Seit vielen Jahren liegt Anders Bortne nachts wach und kann nicht schlafen, oft tagelang am Stück. Auf seiner Suche nach einer Lösung entstand ein Sachbuch, bei dessen Lektüre Zeilenschwimmerin Ronja sogar ihren Tee vergessen hat.

Ich hatte mir einen Tee gemacht, mich in meinen Lesesessel gesetzt und wollte eigentlich nur mal ein neues Buch anlesen … Als ich wieder auftauchte, war mein Tee schon lange kalt. Ich leide zum Glück nicht unter Insomnie. Wie andere Menschen auch habe ich lediglich vereinzelte Nächte oder kurze Phasen, in denen ich schlechter schlafe. Dabei habe ich meistens das Problem, schlecht einschlafen zu können. Nach meiner Lektüre weiß ich nun, dass auch das schon zu den Schlafstörungen zählt und ein Anzeichen für Insomnie sein kann.

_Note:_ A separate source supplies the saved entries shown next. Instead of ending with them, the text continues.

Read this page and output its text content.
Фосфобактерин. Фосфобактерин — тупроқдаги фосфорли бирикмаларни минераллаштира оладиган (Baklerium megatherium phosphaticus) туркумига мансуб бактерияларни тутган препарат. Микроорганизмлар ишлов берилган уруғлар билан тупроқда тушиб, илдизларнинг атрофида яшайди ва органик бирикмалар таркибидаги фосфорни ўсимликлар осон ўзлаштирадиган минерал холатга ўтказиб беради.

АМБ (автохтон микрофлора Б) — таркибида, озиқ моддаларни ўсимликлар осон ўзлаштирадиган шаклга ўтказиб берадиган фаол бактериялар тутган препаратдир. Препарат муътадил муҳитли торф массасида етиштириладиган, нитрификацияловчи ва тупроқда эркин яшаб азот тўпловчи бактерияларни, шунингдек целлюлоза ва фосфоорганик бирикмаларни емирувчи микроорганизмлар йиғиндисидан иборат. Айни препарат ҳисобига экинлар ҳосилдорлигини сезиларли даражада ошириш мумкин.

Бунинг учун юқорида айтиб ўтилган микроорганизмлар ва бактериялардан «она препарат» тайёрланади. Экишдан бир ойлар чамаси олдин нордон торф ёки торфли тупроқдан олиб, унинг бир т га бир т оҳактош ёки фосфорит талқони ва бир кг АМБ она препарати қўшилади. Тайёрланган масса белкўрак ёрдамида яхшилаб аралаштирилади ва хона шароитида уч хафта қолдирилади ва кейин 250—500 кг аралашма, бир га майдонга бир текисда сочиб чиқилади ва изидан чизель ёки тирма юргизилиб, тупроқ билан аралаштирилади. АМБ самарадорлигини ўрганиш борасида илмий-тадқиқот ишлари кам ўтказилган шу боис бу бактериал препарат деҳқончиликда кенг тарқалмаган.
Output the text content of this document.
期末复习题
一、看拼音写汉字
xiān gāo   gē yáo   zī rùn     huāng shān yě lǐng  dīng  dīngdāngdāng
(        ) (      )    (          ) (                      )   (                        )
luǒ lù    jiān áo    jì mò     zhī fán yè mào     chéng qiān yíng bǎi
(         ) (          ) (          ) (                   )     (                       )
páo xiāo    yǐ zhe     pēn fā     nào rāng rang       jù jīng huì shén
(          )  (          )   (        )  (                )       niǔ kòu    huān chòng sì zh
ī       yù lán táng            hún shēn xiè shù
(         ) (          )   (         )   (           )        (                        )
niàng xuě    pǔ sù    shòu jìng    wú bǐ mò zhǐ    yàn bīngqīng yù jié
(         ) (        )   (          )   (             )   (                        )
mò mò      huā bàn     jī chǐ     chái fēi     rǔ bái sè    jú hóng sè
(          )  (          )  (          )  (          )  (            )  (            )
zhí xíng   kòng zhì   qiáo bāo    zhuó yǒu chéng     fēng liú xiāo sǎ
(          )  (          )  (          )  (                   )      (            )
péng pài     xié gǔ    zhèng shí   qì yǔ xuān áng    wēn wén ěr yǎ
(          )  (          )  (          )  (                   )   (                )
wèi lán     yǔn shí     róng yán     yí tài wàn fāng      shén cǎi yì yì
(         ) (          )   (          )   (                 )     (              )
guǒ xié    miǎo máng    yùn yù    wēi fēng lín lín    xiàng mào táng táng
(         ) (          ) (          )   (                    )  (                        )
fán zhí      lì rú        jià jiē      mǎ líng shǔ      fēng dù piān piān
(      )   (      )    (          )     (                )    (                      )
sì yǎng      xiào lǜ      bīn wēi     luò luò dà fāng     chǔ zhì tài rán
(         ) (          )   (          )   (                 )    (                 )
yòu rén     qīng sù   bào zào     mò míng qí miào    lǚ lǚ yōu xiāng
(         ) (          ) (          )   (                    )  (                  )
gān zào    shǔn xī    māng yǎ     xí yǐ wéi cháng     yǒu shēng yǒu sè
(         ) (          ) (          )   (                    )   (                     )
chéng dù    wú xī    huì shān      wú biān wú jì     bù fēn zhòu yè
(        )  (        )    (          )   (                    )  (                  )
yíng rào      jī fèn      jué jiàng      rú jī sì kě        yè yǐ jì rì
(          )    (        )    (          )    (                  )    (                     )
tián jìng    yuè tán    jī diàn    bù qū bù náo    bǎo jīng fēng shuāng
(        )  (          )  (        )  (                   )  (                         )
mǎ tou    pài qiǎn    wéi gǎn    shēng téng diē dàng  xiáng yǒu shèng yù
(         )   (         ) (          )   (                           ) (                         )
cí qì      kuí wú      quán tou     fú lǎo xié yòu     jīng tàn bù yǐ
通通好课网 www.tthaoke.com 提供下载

Die Betonung liegt hier auf „kann“! (Kleiner Hinweis für alle Selbstdiagnostiker*innen da draußen.)

„Bei Insomnie geht es auch um Selbst-Bewusstsein. Ein schlafloses Gehirn ist ein Gehirn, das nicht aufhören kann, an sich selbst zu denken. Der Wunsch, den Schlaf kontrollieren zu können, kann das genaue Gegenteil bewirken.“ (S. 42)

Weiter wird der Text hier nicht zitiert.